Stalin’s Secret Agents: The Subversion of Roosevelt’s Government

by Dave Martin — (abridged by henrymakow.com) May 19, 2013

Isaac Don Levine, the man who set up and took part in the Whittaker Chambers-Adolf Berle meeting confirms that FDR dismissed evidence of Soviet spy infiltration.
“When I called on Berle a couple of weeks later, he indicated to me that the President had given him the cold shoulder after hearing his account of the Chambers disclosures.  Although I learned later, from two different sources who had social relations with Berle, that Roosevelt, in effect, had told him to “go jump in a lake” upon the suggestion of a probe into the Chambers charges, I do not recall hearing that exact phrase from Berle.  To the best of my recollection, the President dismissed the matter rather brusquely with an expletive remark on this order: “Oh, forget it, Adolf.”   Eyewitness to History: Memoirs and Reflections of a Foreign Correspondent for Half a Century, pp. 197-8 (1975)

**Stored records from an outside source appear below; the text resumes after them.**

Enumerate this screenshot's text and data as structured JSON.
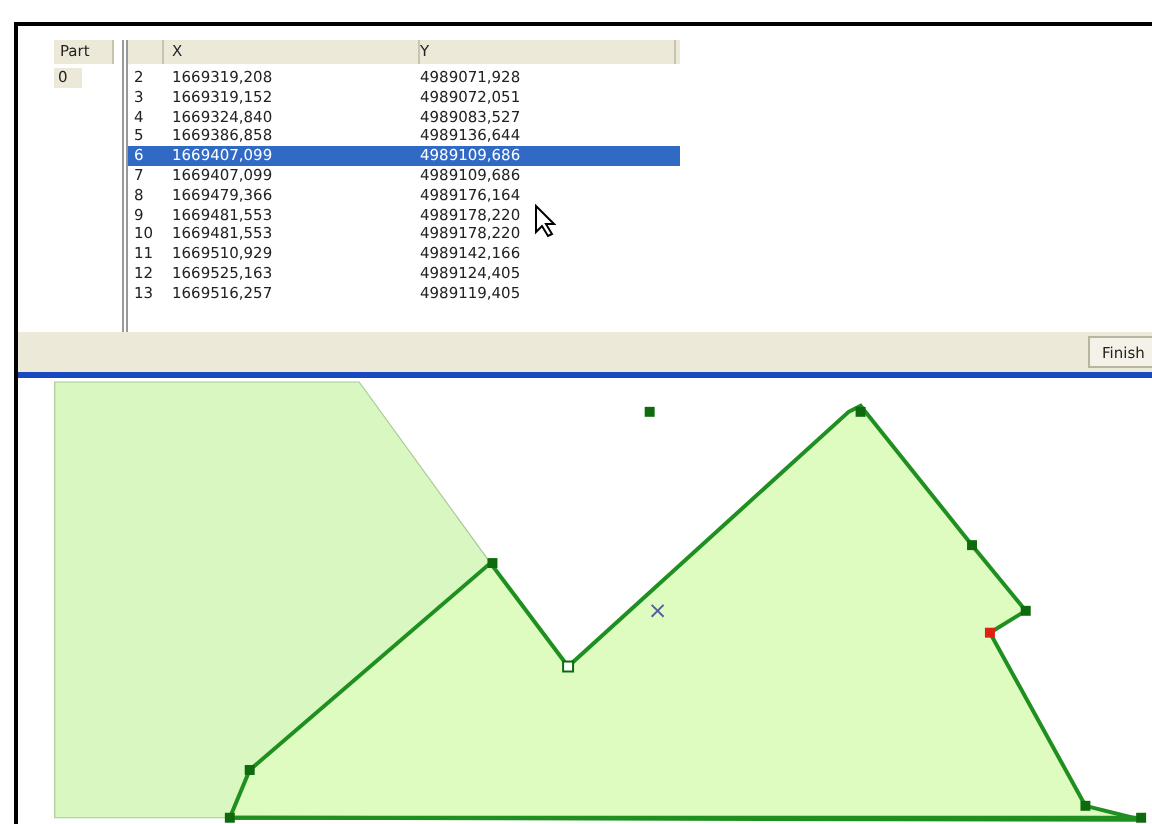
{
  "parts": {
    "header": "Part",
    "items": [
      {
        "label": "0",
        "selected": true
      }
    ]
  },
  "table": {
    "columns": [
      "",
      "X",
      "Y"
    ],
    "rows": [
      {
        "cells": [
          "2",
          "1669319,208",
          "4989071,928"
        ],
        "selected": false
      },
      {
        "cells": [
          "3",
          "1669319,152",
          "4989072,051"
        ],
        "selected": false
      },
      {
        "cells": [
          "4",
          "1669324,840",
          "4989083,527"
        ],
        "selected": false
      },
      {
        "cells": [
          "5",
          "1669386,858",
          "4989136,644"
        ],
        "selected": false
      },
      {
        "cells": [
          "6",
          "1669407,099",
          "4989109,686"
        ],
        "selected": true
      },
      {
        "cells": [
          "7",
          "1669407,099",
          "4989109,686"
        ],
        "selected": false
      },
      {
        "cells": [
          "8",
          "1669479,366",
          "4989176,164"
        ],
        "selected": false
      },
      {
        "cells": [
          "9",
          "1669481,553",
          "4989178,220"
        ],
        "selected": false
      },
      {
        "cells": [
          "10",
          "1669481,553",
          "4989178,220"
        ],
        "selected": false
      },
      {
        "cells": [
          "11",
          "1669510,929",
          "4989142,166"
        ],
        "selected": false
      },
      {
        "cells": [
          "12",
          "1669525,163",
          "4989124,405"
        ],
        "selected": false
      },
      {
        "cells": [
          "13",
          "1669516,257",
          "4989119,405"
        ],
        "selected": false
      }
    ]
  },
  "finish_button": "Finish"
}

It is very, very hard to come to any other conclusion than that [Evans and Romerstein,] who could well be described as America’s leading surviving Red hunters, are covering up for Franklin D. Roosevelt. That impression is greatly reinforced by Evans in a presentation he made to The Heritage Foundation, which one can listen to here. He is asked specifically about Roosevelt’s complicity in permitting his government to be laced by Communist agents, and Evans attributes it all to FDR’s naiveté.   Perhaps someone should have also asked him about the failure of the FBI in all this, the people who have the national responsibility for counter-espionage.  But the FBI ultimately works for the president.  He had the power to make them stand down, and there is every indication that that is just what he did.
Further indication that the authors are covering up for Roosevelt is their failure to mention at all the Soviet defector Walter Krivitsky,left.   Krivitsky, as former chief of Soviet intelligence in Europe, knew a good deal more about Soviet infiltration of the U.S. government than Chambers did.  But instead of being embraced and welcomed by the Roosevelt administration, he was harassed by them.  In February of 1941 he was found dead of a gunshot wound to the head in a Washington, DC, hotel room.  The District police ruled the death a suicide after only a cursory investigation.  Who would have had the power to, in effect, make the DC police stand down on this one?
The authors do talk about the very well connected Soviet spy, Michael Straight, who as publisher of The New Republic hired Henry Wallace as editor, but they have no reference to the extremely revealing biography Last of the Cold War Spies: The Life of Michael Straight, by Australian journalist Roland Perry.   Perhaps that is because Perry, like Levine in his similarly ignored book, has a lot to say about Walter Krivitsky.  Perry even suggests that Straight, a family friend of the Roosevelt’s working for the State Department at the time and feeling threatened, was involved in Krivitsky’s assassination.  (See the review by Wes Vernon.)